I finally was able to donate some clothes, baby stuff, and books to Baby2Baby.org. It felt great. I have a boat load of baby equipment in storage as well that need to be donated. I can’t believe I’m actually giving the baby stuff away, because I’ve held on for so long with the thought of having another kid. But I’m sure that ship has sailed. And in an event a miracle blesses my womb… I will just have to suck it up and buy some more stuff again.
We had a great weekend at Legoland. It was our 6th Anniversary, so we took O with us to celebrate. It’s been a crazy six years. Lots of ups and downs, but full of growth and life lessons.
It really was a great weekend. I have been out of commission (even today) because I had the stomach flu starting on Thursday and now just a full blown-out cold with mouth breathing and night-time fits of coughing. So sleep? She and I aren’t friends again. My whole household is sick. Of course it started with the little munchkin bringing potent school ground germs home to share with her clan. Great. My dad, sister, husband, O, and I are all sick. So far my mom is the only one who isn’t breathing hot air through her mouth because she can’t breathe through her nose. But she’s coughing… so doesn’t look like she’s going to escape.

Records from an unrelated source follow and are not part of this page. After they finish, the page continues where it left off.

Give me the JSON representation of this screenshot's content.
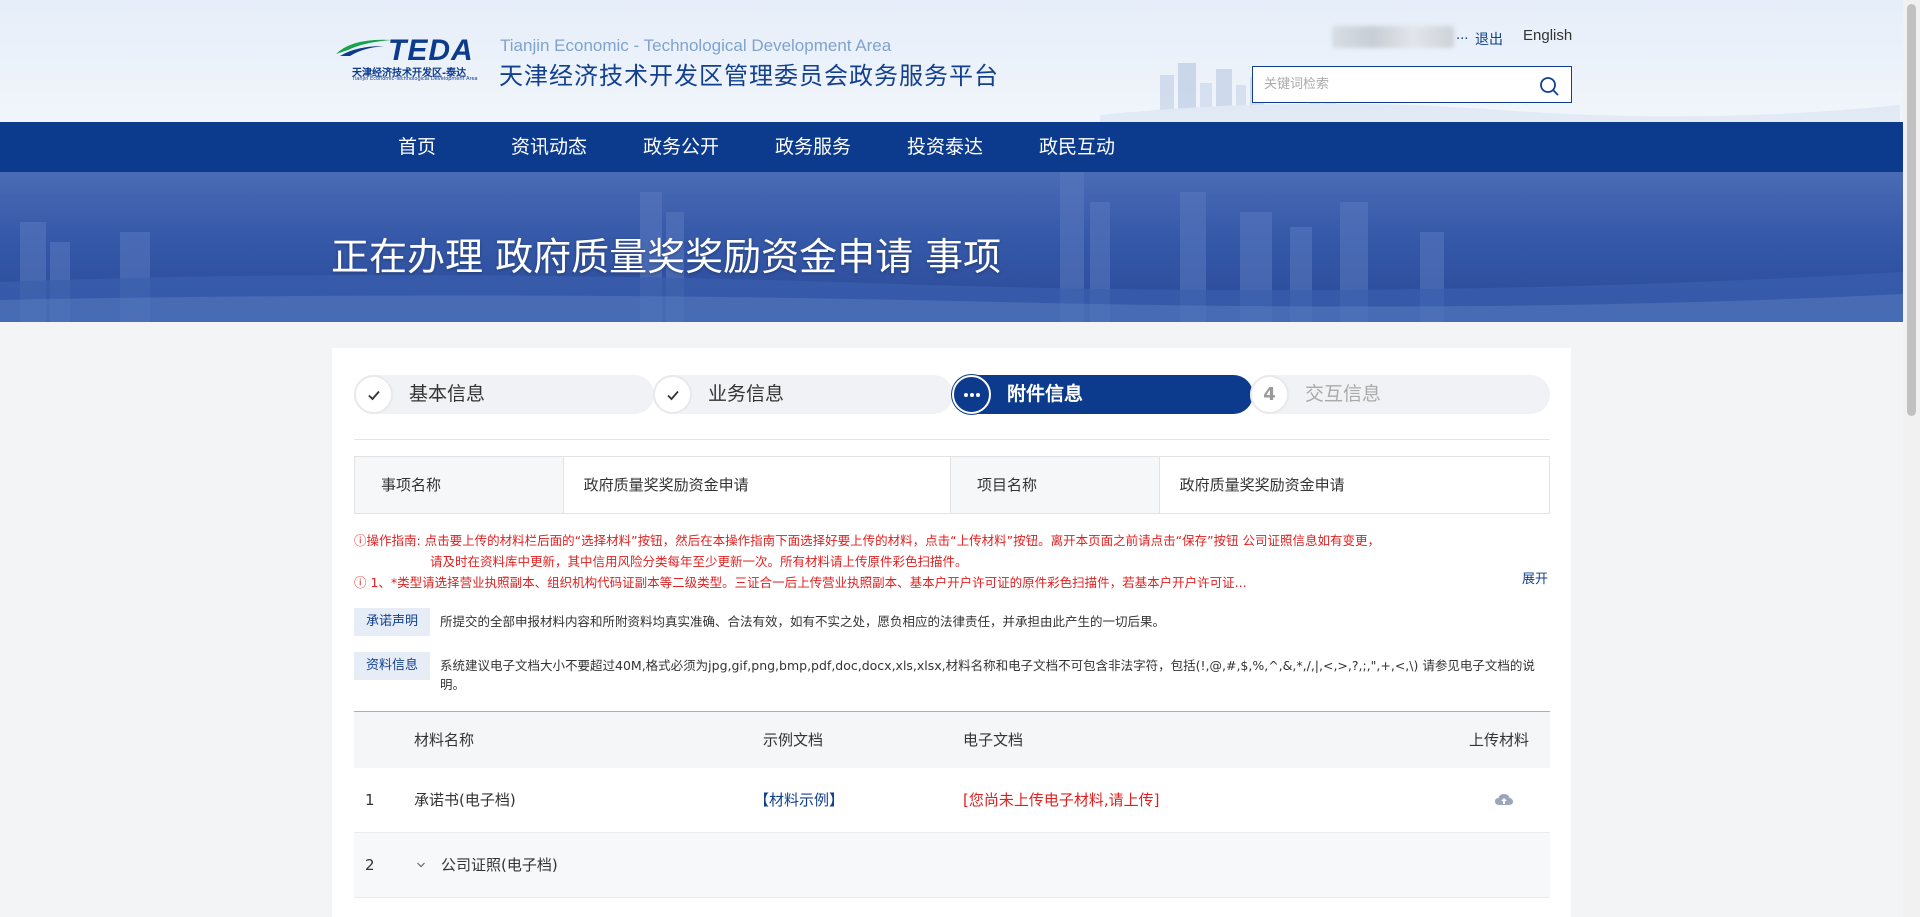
{
  "header": {
    "logo_text": "TEDA",
    "logo_sub_cn": "天津经济技术开发区-泰达",
    "logo_sub_en": "Tianjin Economic-Technological Development Area",
    "site_title_en": "Tianjin Economic - Technological Development Area",
    "site_title_cn": "天津经济技术开发区管理委员会政务服务平台",
    "user_ellipsis": "...",
    "logout_label": "退出",
    "language_label": "English",
    "search_placeholder": "关键词检索"
  },
  "nav": {
    "items": [
      {
        "label": "首页"
      },
      {
        "label": "资讯动态"
      },
      {
        "label": "政务公开"
      },
      {
        "label": "政务服务"
      },
      {
        "label": "投资泰达"
      },
      {
        "label": "政民互动"
      }
    ]
  },
  "banner": {
    "title": "正在办理 政府质量奖奖励资金申请 事项"
  },
  "steps": [
    {
      "label": "基本信息",
      "status": "done"
    },
    {
      "label": "业务信息",
      "status": "done"
    },
    {
      "label": "附件信息",
      "status": "active"
    },
    {
      "label": "交互信息",
      "status": "pending",
      "number": "4"
    }
  ],
  "info": {
    "item_name_label": "事项名称",
    "item_name_value": "政府质量奖奖励资金申请",
    "project_name_label": "项目名称",
    "project_name_value": "政府质量奖奖励资金申请"
  },
  "guide": {
    "line1": "ⓘ操作指南: 点击要上传的材料栏后面的“选择材料”按钮，然后在本操作指南下面选择好要上传的材料，点击“上传材料”按钮。离开本页面之前请点击“保存”按钮 公司证照信息如有变更，",
    "line2": "请及时在资料库中更新，其中信用风险分类每年至少更新一次。所有材料请上传原件彩色扫描件。",
    "line3": "ⓘ 1、*类型请选择营业执照副本、组织机构代码证副本等二级类型。三证合一后上传营业执照副本、基本户开户许可证的原件彩色扫描件，若基本户开户许可证...",
    "expand_label": "展开"
  },
  "commitment": {
    "tag": "承诺声明",
    "text": "所提交的全部申报材料内容和所附资料均真实准确、合法有效，如有不实之处，愿负相应的法律责任，并承担由此产生的一切后果。"
  },
  "material_info": {
    "tag": "资料信息",
    "text": "系统建议电子文档大小不要超过40M,格式必须为jpg,gif,png,bmp,pdf,doc,docx,xls,xlsx,材料名称和电子文档不可包含非法字符，包括(!,@,#,$,%,^,&,*,/,|,<,>,?,;,\",+,<,\\) 请参见电子文档的说明。"
  },
  "materials": {
    "headers": {
      "name": "材料名称",
      "example": "示例文档",
      "electronic": "电子文档",
      "upload": "上传材料"
    },
    "rows": [
      {
        "index": "1",
        "name": "承诺书(电子档)",
        "example": "【材料示例】",
        "status": "[您尚未上传电子材料,请上传]"
      },
      {
        "index": "2",
        "name": "公司证照(电子档)"
      }
    ]
  },
  "colors": {
    "primary": "#0c3a8c",
    "warning": "#e02020",
    "accent_line": "#f0a24b"
  }
}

We stayed at the Park Hyatt Aviara. It’s great there. And if you have kids, it is pretty convenient to go to San Diego for SeaWorld or the zoo… and a hop and a skip away from Legoland. I got the best massage from a girl named, Mia. Oh how I miss her. She was seriously beyond amazing. #1 massage ever.

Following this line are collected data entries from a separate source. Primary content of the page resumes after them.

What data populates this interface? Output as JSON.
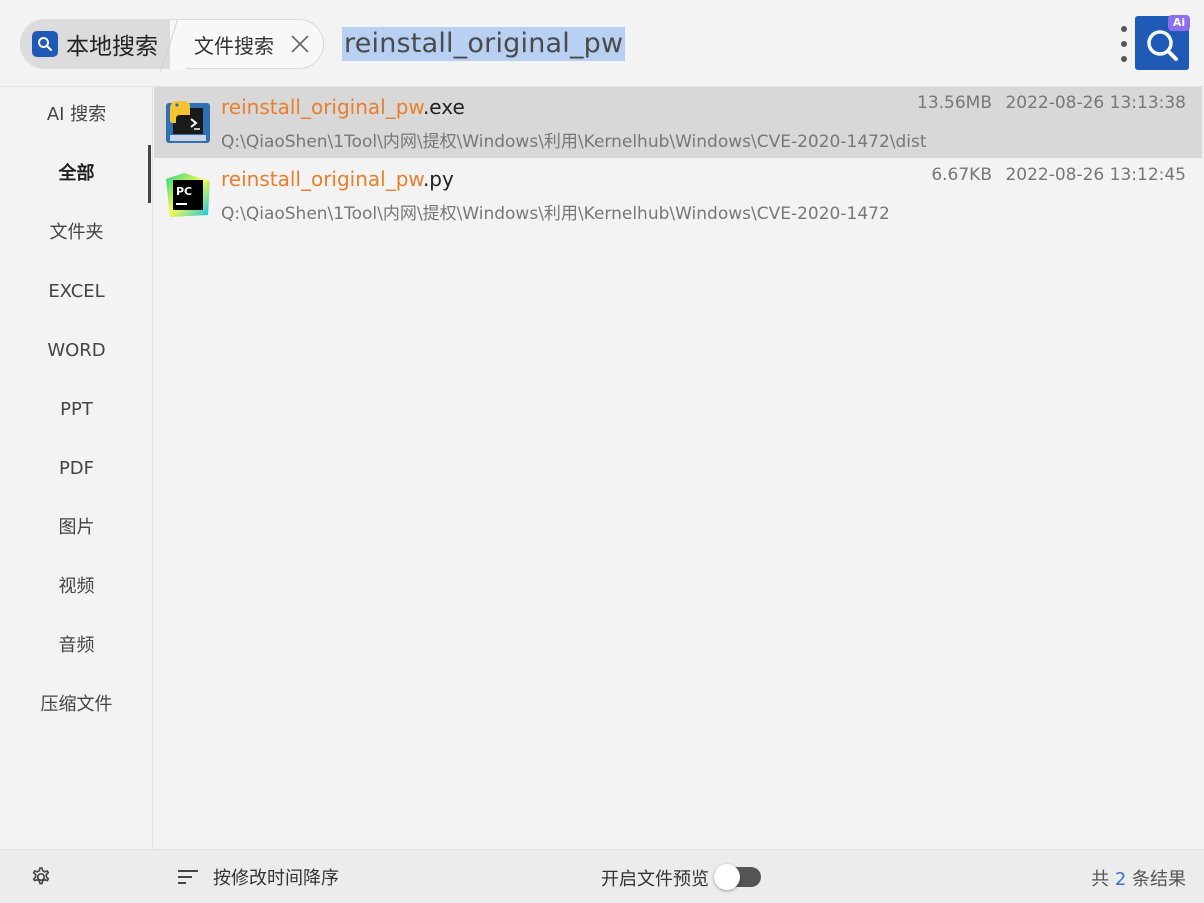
{
  "colors": {
    "accent": "#1e5ab6",
    "highlight": "#ea7e2c",
    "ai_badge": "#8c6ff0",
    "selection": "#b8d0f2"
  },
  "header": {
    "tab_local": "本地搜索",
    "tab_file": "文件搜索",
    "query": "reinstall_original_pw",
    "ai_badge": "Ai"
  },
  "sidebar": {
    "items": [
      {
        "label": "AI 搜索"
      },
      {
        "label": "全部",
        "active": true
      },
      {
        "label": "文件夹"
      },
      {
        "label": "EXCEL"
      },
      {
        "label": "WORD"
      },
      {
        "label": "PPT"
      },
      {
        "label": "PDF"
      },
      {
        "label": "图片"
      },
      {
        "label": "视频"
      },
      {
        "label": "音频"
      },
      {
        "label": "压缩文件"
      }
    ]
  },
  "results": [
    {
      "name_match": "reinstall_original_pw",
      "name_ext": ".exe",
      "path": "Q:\\QiaoShen\\1Tool\\内网\\提权\\Windows\\利用\\Kernelhub\\Windows\\CVE-2020-1472\\dist",
      "size": "13.56MB",
      "date": "2022-08-26 13:13:38",
      "icon": "python-exe-icon"
    },
    {
      "name_match": "reinstall_original_pw",
      "name_ext": ".py",
      "path": "Q:\\QiaoShen\\1Tool\\内网\\提权\\Windows\\利用\\Kernelhub\\Windows\\CVE-2020-1472",
      "size": "6.67KB",
      "date": "2022-08-26 13:12:45",
      "icon": "pycharm-icon",
      "icon_text": "PC"
    }
  ],
  "footer": {
    "sort_label": "按修改时间降序",
    "preview_label": "开启文件预览",
    "preview_enabled": false,
    "count_prefix": "共",
    "count_num": "2",
    "count_suffix": "条结果"
  }
}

I had to make a deal with myself when I started school. I was never crazy about school as an undergrad because at that time, school had no direction for me. Once I started nursing school, I became a bit of a nerd. Overachiever. It made the journey not so fun. As I got older and continued school, I realized the A’s are amazing and gratifying… but I can’t have my life suffer just because I’m in school. So I have to balance my self-needs, my wife duties, my household duties, school duties… and now mommy duties. I come to learn that it is extremely difficult to be in school with a 3.5 year old in the same household. Study times are not the readily available to me nor are quiet times. Haha. I so give it up to any parent that is trying to continue school with children. Single parents even more so. Kudos.
So if I want to enjoy my life and not be a raging lunatic to my husband, O, and family… I need to be okay with receiving average grades. Of course I am not deliberately going to try to get Bs… but you get the drift. I refuse to miss a beat with my daughter because of my own goals. That would be selfish.